Many factors can contribute to a spindle failing, but the leading cause is from contamination, such as chips or condensation. The humid atmosphere created in many machines, especially closed-type ones, further contributes to contamination. When the spindle is operating, its temperature is hot, and when the spindle is stopped it begins to cool, causing a “chimney effect” to occur in the spindle and bearings. Most coolants are water-based, which can lead to rust forming inside the spindle. In addition, spindle seals can fail over time, leaving an opening for other contaminates to enter.
Because it is difficult to predict spindle failure, the frequency of the machine’s operation as well as the overall application, can play a role in the life of a spindle. If a machine is operating 24/7 in a vigorous environment, more stress is applied to the spindle system as opposed to a machine running occasionally. To extend the life of the spindle system, identify potential problems before it becomes a full-blown failure.

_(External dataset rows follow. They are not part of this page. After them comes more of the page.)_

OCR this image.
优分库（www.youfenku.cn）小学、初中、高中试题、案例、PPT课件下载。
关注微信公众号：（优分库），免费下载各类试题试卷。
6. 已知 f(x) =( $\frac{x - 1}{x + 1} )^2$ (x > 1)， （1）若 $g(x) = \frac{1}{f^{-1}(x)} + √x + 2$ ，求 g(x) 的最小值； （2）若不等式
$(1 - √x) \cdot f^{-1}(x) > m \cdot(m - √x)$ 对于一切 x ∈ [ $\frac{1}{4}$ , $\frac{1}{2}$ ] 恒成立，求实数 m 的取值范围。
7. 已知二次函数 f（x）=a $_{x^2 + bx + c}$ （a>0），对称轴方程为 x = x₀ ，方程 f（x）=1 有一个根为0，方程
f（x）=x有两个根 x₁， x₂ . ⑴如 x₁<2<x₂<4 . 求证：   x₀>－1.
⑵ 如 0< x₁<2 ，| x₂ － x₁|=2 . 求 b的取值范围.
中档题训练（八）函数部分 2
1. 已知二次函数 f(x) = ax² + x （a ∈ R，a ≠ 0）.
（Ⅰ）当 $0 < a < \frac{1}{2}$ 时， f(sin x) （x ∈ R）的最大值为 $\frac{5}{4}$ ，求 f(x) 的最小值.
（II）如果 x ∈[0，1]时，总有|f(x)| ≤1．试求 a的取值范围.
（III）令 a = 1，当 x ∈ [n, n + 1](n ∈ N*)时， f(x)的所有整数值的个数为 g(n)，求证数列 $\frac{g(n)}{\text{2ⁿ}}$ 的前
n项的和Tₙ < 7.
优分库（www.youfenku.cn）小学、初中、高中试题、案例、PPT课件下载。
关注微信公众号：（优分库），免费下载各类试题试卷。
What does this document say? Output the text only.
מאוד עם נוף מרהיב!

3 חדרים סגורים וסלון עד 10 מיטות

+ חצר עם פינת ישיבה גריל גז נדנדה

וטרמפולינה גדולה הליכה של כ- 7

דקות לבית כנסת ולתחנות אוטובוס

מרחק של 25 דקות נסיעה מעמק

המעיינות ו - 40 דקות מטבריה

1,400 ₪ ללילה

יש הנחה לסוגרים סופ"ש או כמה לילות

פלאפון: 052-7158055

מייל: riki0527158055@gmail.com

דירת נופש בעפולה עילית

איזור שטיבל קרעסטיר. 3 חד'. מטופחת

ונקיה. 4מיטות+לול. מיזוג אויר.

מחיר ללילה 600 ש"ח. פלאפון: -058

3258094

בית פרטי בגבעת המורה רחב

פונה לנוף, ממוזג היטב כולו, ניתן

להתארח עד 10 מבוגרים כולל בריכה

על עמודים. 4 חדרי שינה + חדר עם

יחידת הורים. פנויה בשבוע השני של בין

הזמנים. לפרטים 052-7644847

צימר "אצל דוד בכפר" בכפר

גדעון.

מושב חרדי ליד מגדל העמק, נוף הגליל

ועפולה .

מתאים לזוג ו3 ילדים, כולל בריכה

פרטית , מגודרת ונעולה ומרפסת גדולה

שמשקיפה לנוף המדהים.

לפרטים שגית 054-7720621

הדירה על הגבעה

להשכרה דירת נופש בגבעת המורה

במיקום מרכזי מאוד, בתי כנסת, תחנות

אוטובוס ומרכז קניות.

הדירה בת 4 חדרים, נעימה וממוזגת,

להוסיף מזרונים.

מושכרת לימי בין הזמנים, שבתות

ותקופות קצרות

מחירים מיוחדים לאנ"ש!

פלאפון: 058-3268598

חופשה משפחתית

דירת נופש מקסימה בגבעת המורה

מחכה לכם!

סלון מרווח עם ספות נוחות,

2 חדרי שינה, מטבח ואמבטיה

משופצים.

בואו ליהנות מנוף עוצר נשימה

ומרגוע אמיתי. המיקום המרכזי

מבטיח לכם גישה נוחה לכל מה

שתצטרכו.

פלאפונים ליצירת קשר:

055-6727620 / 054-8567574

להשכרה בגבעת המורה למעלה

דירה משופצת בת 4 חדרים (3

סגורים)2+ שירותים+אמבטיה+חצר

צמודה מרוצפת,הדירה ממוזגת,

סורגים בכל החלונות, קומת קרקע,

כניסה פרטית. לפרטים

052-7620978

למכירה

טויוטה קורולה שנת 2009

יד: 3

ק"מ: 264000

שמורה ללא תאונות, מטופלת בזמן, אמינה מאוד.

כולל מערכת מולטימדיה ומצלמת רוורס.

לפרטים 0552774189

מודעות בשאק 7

Spindles truly are the heart of any machine. The goal of spindle service is to keep companies operating at peak capacity by minimizing any disruption to productivity. If machine failure occurs, spindle service can quickly repair the spindle, evaluate the entire system, and get the machine operating again.
Proactive measures for a spindle system include creating a routine maintenance program. When possible, schedule downtime to inspect, clean and lubricate the system. Also, conduct a spindle vibration analysis, establish a baseline for performance, and test the system at periodic intervals. Vibration can be a telltale sign of trouble. Therefore, performing a vibration analysis detects problems in the initial stages.
Proactively train employees to listen for any changes in sound. A spindle in trouble generally gives off warnings, noted by unusual noises, rattling or grinding sounds. Further, examine part pieces the machine completes. If the tolerances are off and not up to specification, the spindle could be in trouble. The ability to detect problems in its early stages will prove less expensive and minimize machine downtime.
If the spindle system does fail, consider three options: repair it yourself, purchase a new system, or have it serviced. In most cases, the latter is the best option. Depending on the type of spindle, service can be performed within days. A belt-driven spindle involving replacing seals and bearings can be serviced and back in operation within a few days. Whereas, motorized spindle service involves motor analysis, removing moisture, replacing the stator and windings, etc. is more intensive and can take longer.
A repaired spindle typically costs about 40% less than a new spindle. While in many instances it makes sense to have your spindle serviced, sometimes it is better to purchase new. A general rule of thumb is once repair costs start approaching the cost of a new spindle (when the cost is less than 25% of a new spindle) it is better to purchase a new one.
Finally, if a spindle fails the real issue could be with the slides. Damaged slides can affect the performance of the spindle. When the spindle system is getting serviced, the process of repairing slides is not complex. Slides are relatively simple in design and contain just a few parts. Instead of replacing them or purchasing new slides, repairing offers cost savings on average about 50% less than the cost of new slides. Cleanliness is the best way to keeping your slides operating well. During scheduled routine maintenance on the spindle system, lubricate the slides and brush dirt and debris off the slide covers.